I have input dataframe as below with id, app, and customer
Input dataframe
+--------------------+-----+---------+ | id|app |customer | +--------------------+-----+---------+ |id1 | fw| WM | |id1 | fw| CS | |id2 | fw| CS | |id1 | fe| WM | |id3 | bc| TR | |id3 | bc| WM | +--------------------+-----+---------+ Expected output
Using pivot and aggregate - make app values as column name and put aggregated customer names as list in the dataframe
Expected dataframe
+--------------------+----------+-------+----------+ | id| bc | fe| fw | +--------------------+----------+-------+----------+ |id1 | 0 | WM| [WM,CS]| |id2 | 0 | 0| [CS] | |id3 | [TR,WM] | 0| 0 | +--------------------+----------+-------+----------+ What have i tried ?
val newDF = df.groupBy("id").pivot("app").agg(expr("coalesce(first(customer),0)")).drop("app").show()
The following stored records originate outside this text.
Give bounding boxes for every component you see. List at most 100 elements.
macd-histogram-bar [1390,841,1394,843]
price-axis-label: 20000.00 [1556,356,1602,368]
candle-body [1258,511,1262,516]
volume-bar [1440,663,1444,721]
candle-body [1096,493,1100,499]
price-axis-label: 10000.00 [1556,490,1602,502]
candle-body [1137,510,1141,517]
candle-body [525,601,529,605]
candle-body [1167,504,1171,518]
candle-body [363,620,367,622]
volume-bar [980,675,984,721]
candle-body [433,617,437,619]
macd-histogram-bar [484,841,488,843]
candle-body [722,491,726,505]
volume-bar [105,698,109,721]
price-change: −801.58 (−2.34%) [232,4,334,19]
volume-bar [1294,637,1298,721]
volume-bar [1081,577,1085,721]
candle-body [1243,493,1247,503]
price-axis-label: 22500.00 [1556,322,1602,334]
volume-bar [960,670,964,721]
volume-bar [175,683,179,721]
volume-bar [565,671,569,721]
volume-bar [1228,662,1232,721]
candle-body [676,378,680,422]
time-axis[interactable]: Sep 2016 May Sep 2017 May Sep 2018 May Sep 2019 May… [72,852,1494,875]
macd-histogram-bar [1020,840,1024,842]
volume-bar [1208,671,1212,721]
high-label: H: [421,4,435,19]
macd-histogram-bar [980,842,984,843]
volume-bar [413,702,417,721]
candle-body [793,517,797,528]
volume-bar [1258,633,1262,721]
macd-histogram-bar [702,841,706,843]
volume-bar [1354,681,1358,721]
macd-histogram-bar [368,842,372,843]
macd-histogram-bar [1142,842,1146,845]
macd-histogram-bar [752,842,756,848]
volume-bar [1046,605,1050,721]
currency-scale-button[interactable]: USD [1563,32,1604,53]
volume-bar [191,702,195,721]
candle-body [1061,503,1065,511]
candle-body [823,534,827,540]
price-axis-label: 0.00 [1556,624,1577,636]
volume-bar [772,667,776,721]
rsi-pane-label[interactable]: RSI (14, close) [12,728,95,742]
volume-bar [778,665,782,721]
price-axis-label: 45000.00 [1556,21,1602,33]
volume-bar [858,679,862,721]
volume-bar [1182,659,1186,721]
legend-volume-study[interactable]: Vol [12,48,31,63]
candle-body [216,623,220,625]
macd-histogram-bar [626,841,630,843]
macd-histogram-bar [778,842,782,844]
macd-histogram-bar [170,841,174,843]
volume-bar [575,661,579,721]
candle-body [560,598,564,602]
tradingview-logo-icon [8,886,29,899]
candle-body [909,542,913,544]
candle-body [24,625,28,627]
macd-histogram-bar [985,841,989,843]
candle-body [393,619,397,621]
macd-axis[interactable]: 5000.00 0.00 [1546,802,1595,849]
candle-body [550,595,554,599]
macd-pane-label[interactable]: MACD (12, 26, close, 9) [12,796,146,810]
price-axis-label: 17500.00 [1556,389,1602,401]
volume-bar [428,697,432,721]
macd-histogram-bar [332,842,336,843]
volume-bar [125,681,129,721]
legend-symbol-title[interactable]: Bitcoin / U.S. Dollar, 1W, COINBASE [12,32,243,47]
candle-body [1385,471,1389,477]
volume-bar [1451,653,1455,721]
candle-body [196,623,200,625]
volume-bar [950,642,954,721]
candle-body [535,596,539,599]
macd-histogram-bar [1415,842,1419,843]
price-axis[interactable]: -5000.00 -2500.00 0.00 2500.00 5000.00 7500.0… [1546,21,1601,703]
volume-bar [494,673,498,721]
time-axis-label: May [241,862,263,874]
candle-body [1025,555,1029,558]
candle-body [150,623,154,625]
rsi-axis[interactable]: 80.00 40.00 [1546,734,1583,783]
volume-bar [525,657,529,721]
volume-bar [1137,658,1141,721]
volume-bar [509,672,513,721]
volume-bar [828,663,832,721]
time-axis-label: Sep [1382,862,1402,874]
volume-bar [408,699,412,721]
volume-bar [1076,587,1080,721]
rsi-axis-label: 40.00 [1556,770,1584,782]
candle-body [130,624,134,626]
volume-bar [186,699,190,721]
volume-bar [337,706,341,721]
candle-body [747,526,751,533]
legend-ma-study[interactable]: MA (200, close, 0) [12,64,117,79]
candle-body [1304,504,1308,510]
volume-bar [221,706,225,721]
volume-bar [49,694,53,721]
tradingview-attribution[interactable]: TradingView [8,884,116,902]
+--------------------+-----+-------+------+ | id|bc | fe| fw| +--------------------+-----+-------+------+ |id1 | 0 | WM| WM| |id2 | 0 | 0| CS| |id3 | TR | 0| 0| +--------------------+-----+-------+------+ Issue : In my query , i am not able to get the list of customer like [WM,CS] for "id1" under "fw" (as shown in expected output) , only "WM" is coming. Similarly, for "id3" only "TR" is appearing - instead a list should appear with value [TR,WM] under "bc" for "id3"
Need your suggestion to get the list of customer under each app respectively.